Dynamic Reconfiguration in Spire

C / C++ OpenSSL Docker Python

I collaborated with Professor Babay and a small team of graduate students to design a dynamic reconfiguration system for Spire, a fault-tolerant SCADA protection platform, and was solely responsible for implementing it. The driving use case is crisis response: when a control center goes offline due to a natural disaster or cyber attack, a mobile replacement needs to be brought online without taking protected infrastructure down.

The Problem

Spire's original codebase couldn't support this — compile-time constants for site counts, replica numbers, and network parameters meant any topology change required a full recompile and redeployment. There was no way to add nodes without taking everything offline.

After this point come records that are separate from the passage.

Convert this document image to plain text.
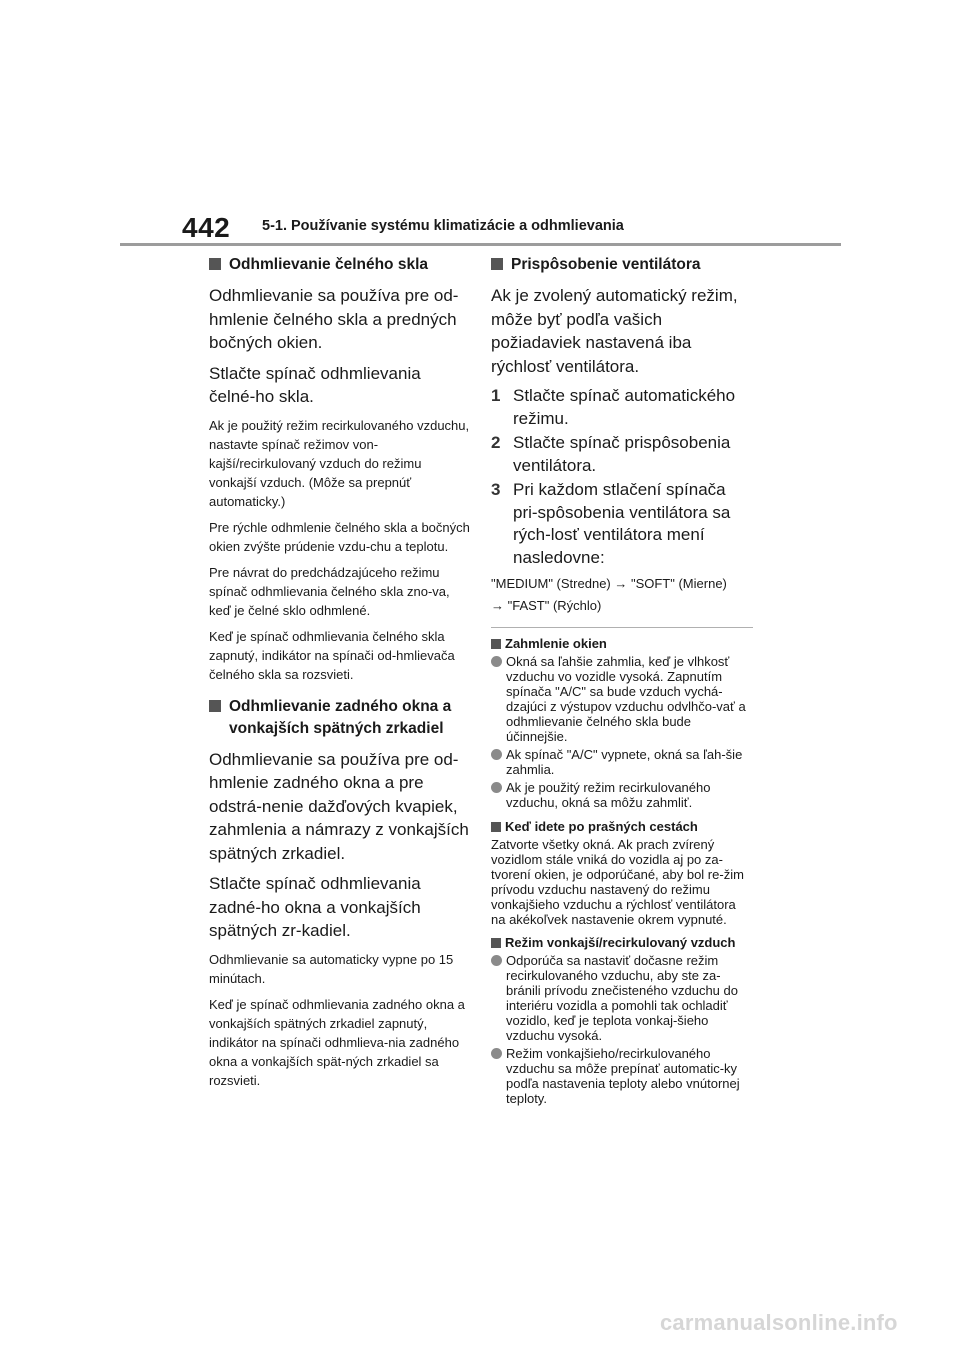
442 5-1. Používanie systému klimatizácie a odhmlievania
Odhmlievanie čelného skla

Odhmlievanie sa používa pre od-hmlenie čelného skla a predných bočných okien.

Stlačte spínač odhmlievania čelné-ho skla.

Ak je použitý režim recirkulovaného vzduchu, nastavte spínač režimov von-kajší/recirkulovaný vzduch do režimu vonkajší vzduch. (Môže sa prepnúť automaticky.)

Pre rýchle odhmlenie čelného skla a bočných okien zvýšte prúdenie vzdu-chu a teplotu.

Pre návrat do predchádzajúceho režimu spínač odhmlievania čelného skla zno-va, keď je čelné sklo odhmlené.

Keď je spínač odhmlievania čelného skla zapnutý, indikátor na spínači od-hmlievača čelného skla sa rozsvieti.

Odhmlievanie zadného okna a vonkajších spätných zrkadiel

Odhmlievanie sa používa pre od-hmlenie zadného okna a pre odstrá-nenie dažďových kvapiek, zahmlenia a námrazy z vonkajších spätných zrkadiel.

Stlačte spínač odhmlievania zadné-ho okna a vonkajších spätných zr-kadiel.

Odhmlievanie sa automaticky vypne po 15 minútach.

Keď je spínač odhmlievania zadného okna a vonkajších spätných zrkadiel zapnutý, indikátor na spínači odhmlieva-nia zadného okna a vonkajších spät-ných zrkadiel sa rozsvieti.

Prispôsobenie ventilátora

Ak je zvolený automatický režim, môže byť podľa vašich požiadaviek nastavená iba rýchlosť ventilátora.

1 Stlačte spínač automatického režimu.
2 Stlačte spínač prispôsobenia ventilátora.
3 Pri každom stlačení spínača pri-spôsobenia ventilátora sa rých-losť ventilátora mení nasledovne:

"MEDIUM" (Stredne) → "SOFT" (Mierne)

→ "FAST" (Rýchlo)

Zahmlenie okien
Okná sa ľahšie zahmlia, keď je vlhkosť vzduchu vo vozidle vysoká. Zapnutím spínača "A/C" sa bude vzduch vychá-dzajúci z výstupov vzduchu odvlhčo-vať a odhmlievanie čelného skla bude účinnejšie.
Ak spínač "A/C" vypnete, okná sa ľah-šie zahmlia.
Ak je použitý režim recirkulovaného vzduchu, okná sa môžu zahmliť.
Keď idete po prašných cestách

Zatvorte všetky okná. Ak prach zvírený vozidlom stále vniká do vozidla aj po za-tvorení okien, je odporúčané, aby bol re-žim prívodu vzduchu nastavený do režimu vonkajšieho vzduchu a rýchlosť ventilátora na akékoľvek nastavenie okrem vypnuté.

Režim vonkajší/recirkulovaný vzduch
Odporúča sa nastaviť dočasne režim recirkulovaného vzduchu, aby ste za-bránili prívodu znečisteného vzduchu do interiéru vozidla a pomohli tak ochladiť vozidlo, keď je teplota vonkaj-šieho vzduchu vysoká.
Režim vonkajšieho/recirkulovaného vzduchu sa môže prepínať automatic-ky podľa nastavenia teploty alebo vnútornej teploty.
carmanualsonline.info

Control center failure and restoration scenario
The scenario being demonstrated: a control center failure and coordinated restoration across sites.

What I Built

End-to-end reconfiguration pipeline. The system spans three components: a Config Manager that generates and signs new configurations, validating topology, roles, and key material before release; a Config Disseminator that reliably distributes packages across unreliable multi-site links; and a Config Agent running on every node that validates authenticity, stages changes, and coordinates local service transitions without disrupting active operations.

Custom reliable transmission protocol. Built fragmentation and fragment reassembly over Spines multicast, with periodic re-broadcast to ensure delivery across unreliable multi-site links. This was necessary because standard reliable transport assumptions don't hold across Spire's multi-site links.

26-node reproducible demo environment. To validate under realistic conditions, I built a custom Docker image that compiles the full Spire stack from source, automated all dependency and key generation steps, and designed a Docker Compose topology of 26 containers on a bridged subnet. The result is a one-command environment for demonstrating live topology changes and coordinated transitions with zero downtime.

Live 26-node deployment with control centers and data center logs
Guide to the demo terminals: what each window shows during a live run.

Demo

A scenario running in real time across the 26-node demo environment.